También en esta ocasión el banquete y los festejos se tuvieron en los palacios de San Isidoro, acondicionados por la madrina de la boda, la hermana del Emperador y tía de la novia, doña Sancha. La Crónica aquí es bien explícita y por ella conocemos cómo se divertía el pueblo de León, especialmente la nobleza, en aquellos años del siglo XII. Eran juegos que, en parte, han llegado hasta nuestros días: así las justas a caballo, el alanceamiento de toros, la pita ciega y la gocha; estos dos últimos, todavía actuales, con los que se divirtieron los adolescentes leoneses del mundo rural. Este es el relato del cronista:
«Ordenó el Emperador, por medio de mensajeros, a los jefes de sus ejércitos, a todos los condes, príncipes y duques, esparcidos por su reino, que asistiesen, en atuendo de gala, con lo más granado de sus mesnadas, a las bodas reales. Todos acogieron la invitación con gran contento, especialmente los asturianos y tineanos, que acudieron, como había ordenado el Emperador, de gran etiqueta y a porfía, a la ceremonia de las bodas. También se presentó el Emperador, acompañado de la Emperatriz doña Berenguela y de una gran muchedumbre de nobles, condes, duques y jefes militares. Llegó también con un no reducido acompañamiento militar el rey don García, tan galán y fachendoso como es razón que se presente un rey novio a sus propias bodas. Entró asimismo en la ciudad, por la puerta Cauriense, la serenísima infanta doña Sancha, conduciendo a su sobrina, la infantina doña Urraca, prometida del rey don García y, con ellas, un incontable cortejo de nobles, militares, clérigos, mujeres y doncellas, procedentes de todas las casas de algún rango de España.

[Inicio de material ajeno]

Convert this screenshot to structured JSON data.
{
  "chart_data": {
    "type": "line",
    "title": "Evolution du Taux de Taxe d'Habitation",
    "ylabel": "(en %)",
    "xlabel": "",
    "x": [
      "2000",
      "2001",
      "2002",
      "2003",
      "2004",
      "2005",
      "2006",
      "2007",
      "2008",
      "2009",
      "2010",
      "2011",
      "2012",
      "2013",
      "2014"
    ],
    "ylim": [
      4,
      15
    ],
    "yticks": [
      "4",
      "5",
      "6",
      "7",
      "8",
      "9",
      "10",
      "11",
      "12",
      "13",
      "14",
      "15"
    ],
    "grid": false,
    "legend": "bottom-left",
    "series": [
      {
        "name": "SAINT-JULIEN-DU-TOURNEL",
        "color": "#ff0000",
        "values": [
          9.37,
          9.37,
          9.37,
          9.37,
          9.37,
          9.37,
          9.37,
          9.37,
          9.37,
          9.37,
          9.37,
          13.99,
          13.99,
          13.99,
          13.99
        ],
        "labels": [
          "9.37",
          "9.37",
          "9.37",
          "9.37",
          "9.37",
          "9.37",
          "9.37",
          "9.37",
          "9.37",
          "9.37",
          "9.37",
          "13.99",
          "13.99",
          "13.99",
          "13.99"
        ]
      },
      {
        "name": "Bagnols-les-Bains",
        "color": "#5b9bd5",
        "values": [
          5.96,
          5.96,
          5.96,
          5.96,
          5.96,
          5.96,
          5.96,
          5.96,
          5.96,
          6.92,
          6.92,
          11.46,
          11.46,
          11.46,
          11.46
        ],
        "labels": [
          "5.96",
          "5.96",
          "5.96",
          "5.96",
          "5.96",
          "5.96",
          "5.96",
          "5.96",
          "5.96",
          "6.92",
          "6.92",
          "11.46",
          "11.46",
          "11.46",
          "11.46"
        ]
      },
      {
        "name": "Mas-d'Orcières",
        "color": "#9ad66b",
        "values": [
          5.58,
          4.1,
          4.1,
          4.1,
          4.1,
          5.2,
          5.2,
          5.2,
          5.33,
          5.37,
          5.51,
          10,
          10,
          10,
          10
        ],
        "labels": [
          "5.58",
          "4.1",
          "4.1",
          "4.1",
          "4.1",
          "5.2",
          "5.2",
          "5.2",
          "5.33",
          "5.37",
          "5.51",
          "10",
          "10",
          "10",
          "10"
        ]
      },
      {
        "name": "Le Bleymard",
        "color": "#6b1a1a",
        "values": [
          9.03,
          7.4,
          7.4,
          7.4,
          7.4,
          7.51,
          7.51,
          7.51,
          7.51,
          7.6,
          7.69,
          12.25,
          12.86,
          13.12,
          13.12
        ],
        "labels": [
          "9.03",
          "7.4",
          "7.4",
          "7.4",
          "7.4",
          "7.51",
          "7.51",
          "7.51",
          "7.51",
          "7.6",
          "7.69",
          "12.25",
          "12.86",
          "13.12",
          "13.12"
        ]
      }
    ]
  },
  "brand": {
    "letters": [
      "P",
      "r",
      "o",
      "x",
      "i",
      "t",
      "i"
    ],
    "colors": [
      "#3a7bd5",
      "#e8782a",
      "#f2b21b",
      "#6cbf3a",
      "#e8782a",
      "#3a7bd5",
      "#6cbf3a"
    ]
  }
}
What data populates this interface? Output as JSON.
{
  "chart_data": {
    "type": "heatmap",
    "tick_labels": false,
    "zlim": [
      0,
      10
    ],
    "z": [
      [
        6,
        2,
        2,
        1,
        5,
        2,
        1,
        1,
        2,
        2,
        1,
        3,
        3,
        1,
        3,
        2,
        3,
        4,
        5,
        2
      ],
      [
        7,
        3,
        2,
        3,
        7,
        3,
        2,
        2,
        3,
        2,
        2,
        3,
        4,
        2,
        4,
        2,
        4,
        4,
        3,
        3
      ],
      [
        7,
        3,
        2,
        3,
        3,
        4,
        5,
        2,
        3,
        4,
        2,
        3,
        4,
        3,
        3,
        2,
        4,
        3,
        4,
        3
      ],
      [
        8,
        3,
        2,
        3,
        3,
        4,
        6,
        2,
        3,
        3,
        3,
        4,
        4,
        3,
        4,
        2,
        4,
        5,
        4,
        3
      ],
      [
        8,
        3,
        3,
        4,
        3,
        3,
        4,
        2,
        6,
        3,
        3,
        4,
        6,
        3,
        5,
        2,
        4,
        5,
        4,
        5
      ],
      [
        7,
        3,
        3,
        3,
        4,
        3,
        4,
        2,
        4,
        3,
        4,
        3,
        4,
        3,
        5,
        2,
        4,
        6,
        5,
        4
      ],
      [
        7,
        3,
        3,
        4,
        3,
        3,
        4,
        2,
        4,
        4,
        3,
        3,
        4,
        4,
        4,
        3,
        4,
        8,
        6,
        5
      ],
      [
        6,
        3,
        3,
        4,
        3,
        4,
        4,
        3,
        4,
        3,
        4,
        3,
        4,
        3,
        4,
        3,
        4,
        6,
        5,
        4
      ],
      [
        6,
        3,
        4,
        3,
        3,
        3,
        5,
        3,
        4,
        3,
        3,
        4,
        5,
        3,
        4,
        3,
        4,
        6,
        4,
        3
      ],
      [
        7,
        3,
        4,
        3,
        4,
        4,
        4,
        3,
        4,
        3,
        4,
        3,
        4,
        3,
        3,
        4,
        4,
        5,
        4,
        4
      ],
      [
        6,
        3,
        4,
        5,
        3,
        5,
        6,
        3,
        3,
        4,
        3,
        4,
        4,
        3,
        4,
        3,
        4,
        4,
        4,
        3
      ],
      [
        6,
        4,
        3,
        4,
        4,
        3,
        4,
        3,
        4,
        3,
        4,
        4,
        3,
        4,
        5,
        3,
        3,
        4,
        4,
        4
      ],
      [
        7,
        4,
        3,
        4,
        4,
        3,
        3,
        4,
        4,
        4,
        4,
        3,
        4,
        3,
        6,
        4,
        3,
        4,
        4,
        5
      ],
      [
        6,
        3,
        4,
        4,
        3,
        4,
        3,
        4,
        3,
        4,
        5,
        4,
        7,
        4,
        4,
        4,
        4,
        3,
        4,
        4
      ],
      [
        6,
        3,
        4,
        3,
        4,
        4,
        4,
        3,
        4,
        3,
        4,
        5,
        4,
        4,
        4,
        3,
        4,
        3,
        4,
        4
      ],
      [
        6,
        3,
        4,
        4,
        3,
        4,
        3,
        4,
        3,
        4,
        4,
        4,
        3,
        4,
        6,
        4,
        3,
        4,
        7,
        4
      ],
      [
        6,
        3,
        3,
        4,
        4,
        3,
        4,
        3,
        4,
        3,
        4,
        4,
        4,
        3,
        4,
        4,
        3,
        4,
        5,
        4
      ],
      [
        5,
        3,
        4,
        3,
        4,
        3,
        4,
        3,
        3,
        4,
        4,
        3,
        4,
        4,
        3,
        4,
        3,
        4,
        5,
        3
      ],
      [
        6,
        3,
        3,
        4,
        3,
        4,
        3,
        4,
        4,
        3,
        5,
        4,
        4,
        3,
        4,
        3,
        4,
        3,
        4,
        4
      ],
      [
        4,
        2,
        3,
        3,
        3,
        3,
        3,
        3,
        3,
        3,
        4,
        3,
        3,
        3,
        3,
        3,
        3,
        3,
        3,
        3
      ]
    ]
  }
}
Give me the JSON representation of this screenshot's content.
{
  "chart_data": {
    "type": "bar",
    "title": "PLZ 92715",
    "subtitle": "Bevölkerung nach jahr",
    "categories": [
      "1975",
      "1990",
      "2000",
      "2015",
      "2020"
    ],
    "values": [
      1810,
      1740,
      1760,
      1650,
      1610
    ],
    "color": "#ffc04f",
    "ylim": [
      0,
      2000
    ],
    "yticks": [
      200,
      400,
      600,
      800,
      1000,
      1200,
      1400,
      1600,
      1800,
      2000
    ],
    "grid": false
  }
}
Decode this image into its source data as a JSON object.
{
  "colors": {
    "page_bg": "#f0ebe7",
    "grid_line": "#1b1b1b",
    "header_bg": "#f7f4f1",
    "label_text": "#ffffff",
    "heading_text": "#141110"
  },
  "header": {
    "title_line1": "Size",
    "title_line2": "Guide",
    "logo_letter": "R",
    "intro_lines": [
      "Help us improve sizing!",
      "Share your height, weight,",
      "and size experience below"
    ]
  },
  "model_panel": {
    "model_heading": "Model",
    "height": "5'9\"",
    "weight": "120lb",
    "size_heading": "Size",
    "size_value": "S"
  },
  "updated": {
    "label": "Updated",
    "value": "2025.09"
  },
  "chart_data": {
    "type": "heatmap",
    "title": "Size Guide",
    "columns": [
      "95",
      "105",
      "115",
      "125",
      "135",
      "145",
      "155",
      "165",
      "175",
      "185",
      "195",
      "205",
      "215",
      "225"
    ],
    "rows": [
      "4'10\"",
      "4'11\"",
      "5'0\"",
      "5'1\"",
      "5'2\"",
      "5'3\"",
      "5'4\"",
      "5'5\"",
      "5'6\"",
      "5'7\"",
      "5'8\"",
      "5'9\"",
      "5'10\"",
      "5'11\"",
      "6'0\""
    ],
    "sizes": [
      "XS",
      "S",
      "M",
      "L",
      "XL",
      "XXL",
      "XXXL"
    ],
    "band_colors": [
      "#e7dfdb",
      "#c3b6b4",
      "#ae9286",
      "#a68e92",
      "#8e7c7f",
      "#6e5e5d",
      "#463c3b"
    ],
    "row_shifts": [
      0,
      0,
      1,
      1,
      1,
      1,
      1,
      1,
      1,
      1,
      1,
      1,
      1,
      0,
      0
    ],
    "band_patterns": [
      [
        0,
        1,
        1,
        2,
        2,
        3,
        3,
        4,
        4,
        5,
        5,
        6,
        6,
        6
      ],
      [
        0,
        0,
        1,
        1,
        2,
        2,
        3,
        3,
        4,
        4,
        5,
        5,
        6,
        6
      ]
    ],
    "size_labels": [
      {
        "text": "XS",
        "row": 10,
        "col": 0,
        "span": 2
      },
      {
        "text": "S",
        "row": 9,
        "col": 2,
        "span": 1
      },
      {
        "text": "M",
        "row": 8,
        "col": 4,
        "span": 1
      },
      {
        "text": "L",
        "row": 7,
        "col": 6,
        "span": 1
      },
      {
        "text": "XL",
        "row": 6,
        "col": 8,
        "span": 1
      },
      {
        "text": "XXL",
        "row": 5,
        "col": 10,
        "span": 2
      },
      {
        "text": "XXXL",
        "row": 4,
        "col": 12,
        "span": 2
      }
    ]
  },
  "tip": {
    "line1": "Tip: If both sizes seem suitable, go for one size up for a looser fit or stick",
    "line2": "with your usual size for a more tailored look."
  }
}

La infanta, doña Sancha, dispuso el pabellón nupcial en los palacios reales que se encuentran en San Pelayo (San Isidoro) y aposentó en torno al dicho pabellón a una gran muchedumbre de titiriteros, de coros femeninos, de mujeres y doncellas, que se acompañaban de trompetas, cítaras, salterios y toda clase de instrumentos músicos. El Emperador y el rey don García ocupaban el podio regio, colocado en alto, a las puertas del palacio imperial. En torno se acomodaron los obispos, los abades, los condes, los duques y los príncipes. El resto de los nobles, lo más granado de entre los españoles, unos arremetían a caballo, picando espuelas a sus corceles, lanza en ristre, contra los palenques, demostrándose simultáneamente la destreza y el vigor de caballos y caballeros. Otros acometían de muerte, venablo en mano, a toros bravos, enfurecidos por acoso de perros. Por último, sacaron al ruedo un puerco, como premio al que, con los ojos vendados, le diese muerte. La juerga entre los presentes llegaba al paroxismo cuando los jugadores, a ciegas, queriendo dar contra el gocho, se acometían entre sí. Total, que hubo jolgorio de los buenos en la Ciudad con este motivo, y daban gracias al Todopoderoso que los bendecía en todo cuanto emprendían.»
Tales bodas tuvieron lugar en el mes de junio de 1144.